Большинство нынешних российских компартий отвечают на этот вопрос однозначно: у нас до 1991 года был социализм, правда похуже, чем при Иосифе Виссарионовиче, но «тоже социализм». Большинство же зарубежных компартий (речь идет не о тех «коммунистах» промосковской ориентации, что вплоть до августа 1991 г. пресмыкались перед Горбачёвым, а о ревнителях сталинской традиции), считают, что нашей стране в период между 1953 и 1961 годом начались процессы, завершившиеся реставрацией капитализма в форме «социал-империализма». И потому в ответ на все упреки вроде войны из-за Даманского они отвечают, что это были столкновения социал-империалистической державы с подлинно социалистической. Конечно, советскому человеку трудно примириться с таким названием. Но разве в социалистической стране мог, например, произойти расстрел рабочих, который имел место в Новочеркасске? Надо сказать, что сегодня на Западе и в Третьем мире настоящие сторонники революционной антиревизионистской, или, иначе говоря, сталинской традиции — это либо маоисты, либо последователи Энвера Ходжи. И те, и другие признают хрущёвско-брежневский СССР социал-империалистической державой. С ними можно соглашаться или нет, но их анализ стоит понять. И надо знать, что они ещё в 1970-е годы призывали советских людей восстать, что сегодня с изрядным запозданием делаем и мы, когда, как говорится, «поезд ушёл» и ушёл очень далеко.

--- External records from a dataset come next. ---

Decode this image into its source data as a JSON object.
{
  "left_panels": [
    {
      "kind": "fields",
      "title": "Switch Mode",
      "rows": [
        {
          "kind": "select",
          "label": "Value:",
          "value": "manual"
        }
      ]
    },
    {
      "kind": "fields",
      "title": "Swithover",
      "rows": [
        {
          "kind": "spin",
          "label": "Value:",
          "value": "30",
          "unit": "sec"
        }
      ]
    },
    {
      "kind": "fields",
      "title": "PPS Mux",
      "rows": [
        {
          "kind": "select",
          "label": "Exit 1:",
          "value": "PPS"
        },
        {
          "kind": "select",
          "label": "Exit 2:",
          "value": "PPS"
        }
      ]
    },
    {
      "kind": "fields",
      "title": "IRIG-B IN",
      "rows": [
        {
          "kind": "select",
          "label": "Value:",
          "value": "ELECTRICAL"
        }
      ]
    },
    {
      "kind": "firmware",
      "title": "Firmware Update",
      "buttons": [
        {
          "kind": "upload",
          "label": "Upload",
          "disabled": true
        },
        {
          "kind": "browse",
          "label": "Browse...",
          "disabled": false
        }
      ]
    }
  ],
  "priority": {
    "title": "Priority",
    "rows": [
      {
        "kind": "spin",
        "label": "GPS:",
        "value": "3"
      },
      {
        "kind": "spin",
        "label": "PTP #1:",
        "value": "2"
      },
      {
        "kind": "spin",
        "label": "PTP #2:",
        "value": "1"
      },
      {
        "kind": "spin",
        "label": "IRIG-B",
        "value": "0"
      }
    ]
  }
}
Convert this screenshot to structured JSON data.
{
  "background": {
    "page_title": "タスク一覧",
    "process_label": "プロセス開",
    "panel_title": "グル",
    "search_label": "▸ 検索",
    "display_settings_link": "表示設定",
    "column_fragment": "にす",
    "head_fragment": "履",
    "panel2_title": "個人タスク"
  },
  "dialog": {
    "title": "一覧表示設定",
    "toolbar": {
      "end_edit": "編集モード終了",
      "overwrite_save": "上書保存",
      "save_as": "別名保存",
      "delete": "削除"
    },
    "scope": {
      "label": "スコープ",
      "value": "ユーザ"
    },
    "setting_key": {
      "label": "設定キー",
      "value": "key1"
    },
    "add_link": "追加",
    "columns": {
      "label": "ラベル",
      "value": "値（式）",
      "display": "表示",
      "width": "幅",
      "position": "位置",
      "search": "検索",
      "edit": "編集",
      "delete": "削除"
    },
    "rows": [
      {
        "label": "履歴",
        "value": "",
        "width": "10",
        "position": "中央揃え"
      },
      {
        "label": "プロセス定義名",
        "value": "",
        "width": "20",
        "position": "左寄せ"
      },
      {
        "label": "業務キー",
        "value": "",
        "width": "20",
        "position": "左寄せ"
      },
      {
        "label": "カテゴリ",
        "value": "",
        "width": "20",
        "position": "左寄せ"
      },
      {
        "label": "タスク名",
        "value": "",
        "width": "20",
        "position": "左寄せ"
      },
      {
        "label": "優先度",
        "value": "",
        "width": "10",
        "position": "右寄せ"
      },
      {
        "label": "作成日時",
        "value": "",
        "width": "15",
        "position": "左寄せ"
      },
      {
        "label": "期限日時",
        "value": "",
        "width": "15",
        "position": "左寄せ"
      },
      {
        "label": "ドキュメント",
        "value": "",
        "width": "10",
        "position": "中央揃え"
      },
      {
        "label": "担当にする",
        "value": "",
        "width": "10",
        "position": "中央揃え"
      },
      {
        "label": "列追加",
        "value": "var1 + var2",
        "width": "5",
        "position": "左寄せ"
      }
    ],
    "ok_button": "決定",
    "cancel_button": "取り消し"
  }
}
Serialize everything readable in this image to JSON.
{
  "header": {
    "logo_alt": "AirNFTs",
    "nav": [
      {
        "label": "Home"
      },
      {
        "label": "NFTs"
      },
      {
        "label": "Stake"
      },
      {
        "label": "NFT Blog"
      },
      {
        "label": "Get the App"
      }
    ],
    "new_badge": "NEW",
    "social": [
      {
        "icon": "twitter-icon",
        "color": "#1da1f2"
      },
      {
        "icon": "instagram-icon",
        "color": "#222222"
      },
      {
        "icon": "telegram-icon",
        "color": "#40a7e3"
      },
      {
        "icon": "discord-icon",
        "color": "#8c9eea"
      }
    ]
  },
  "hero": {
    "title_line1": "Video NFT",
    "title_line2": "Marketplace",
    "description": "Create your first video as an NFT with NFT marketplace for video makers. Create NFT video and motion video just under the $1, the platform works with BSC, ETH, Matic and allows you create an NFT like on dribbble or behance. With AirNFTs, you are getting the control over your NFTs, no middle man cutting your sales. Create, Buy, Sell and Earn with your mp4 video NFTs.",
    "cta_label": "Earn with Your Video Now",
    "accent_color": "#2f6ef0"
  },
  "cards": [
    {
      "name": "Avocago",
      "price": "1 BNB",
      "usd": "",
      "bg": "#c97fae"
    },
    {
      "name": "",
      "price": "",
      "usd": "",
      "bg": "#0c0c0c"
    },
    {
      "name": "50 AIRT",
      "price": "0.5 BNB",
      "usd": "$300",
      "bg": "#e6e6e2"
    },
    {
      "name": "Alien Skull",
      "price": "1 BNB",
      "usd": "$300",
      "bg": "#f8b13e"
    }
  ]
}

Что же касается вьетнамо-китайской войны, поддержки моджахедов и конфликта в Кампучии, то обвинения Каландарова в адрес Мао, умершего в 1976 году, и вовсе неуместны, поскольку в этот момент в Пекине уже заправляли ставленники Дэн Сяопина.

В свое время Маркс назвал парижских коммунаров «штурмующими небо» и, несмотря на все ошибки и поражение Парижской коммуны, объявил её опыт бесценным для пролетарских революционеров следующих эпох. Столь же бесценным для нас является, несмотря на все ошибки и поражения, и опыт строительства социализма в Китае. Товарищ Каландаров риторически вопрошает: «Почему вождь не разглядел капитализаторов. Что будет после очередного гениального вождя?». Более чем странный вопрос, ибо Каландаров знает, что именно Мао первым разглядел капитализаторов и у нас, и в Китае. Кроме того, Каландаров, конечно же, знает, что, до сих пор, к сожалению, ещё не было случая, чтобы после смерти первых революционных вождей не произошло бы перерождение их преемников. Да, сегодня практически все самостоятельные масштабные попытки создания нового общества потерпели временное поражение. Конечно, можно копаться в истории, выискивая, где и что было сделано неправильно, а найдя, кричать: «Ату их! У них был мелкобуржуазный уклон». Но, думается, правильнее было бы отнестись к этому так, как Маркс относился к опыту Парижской Коммуны. Ведь до сих пор не создано железного алгоритма, следуя которому можно шаг за шагом без особых проблем построить коммунизм. Каждый пример построения и поражения социализма должен быть для нас копилкой опыта и предметом для анализа. И здесь надо заметить, что по части наработок механизмов, которые могли бы предохранить социализм от перерождения, опыт Китая во многих отношениях может дать Советскому Союзу много очков вперёд.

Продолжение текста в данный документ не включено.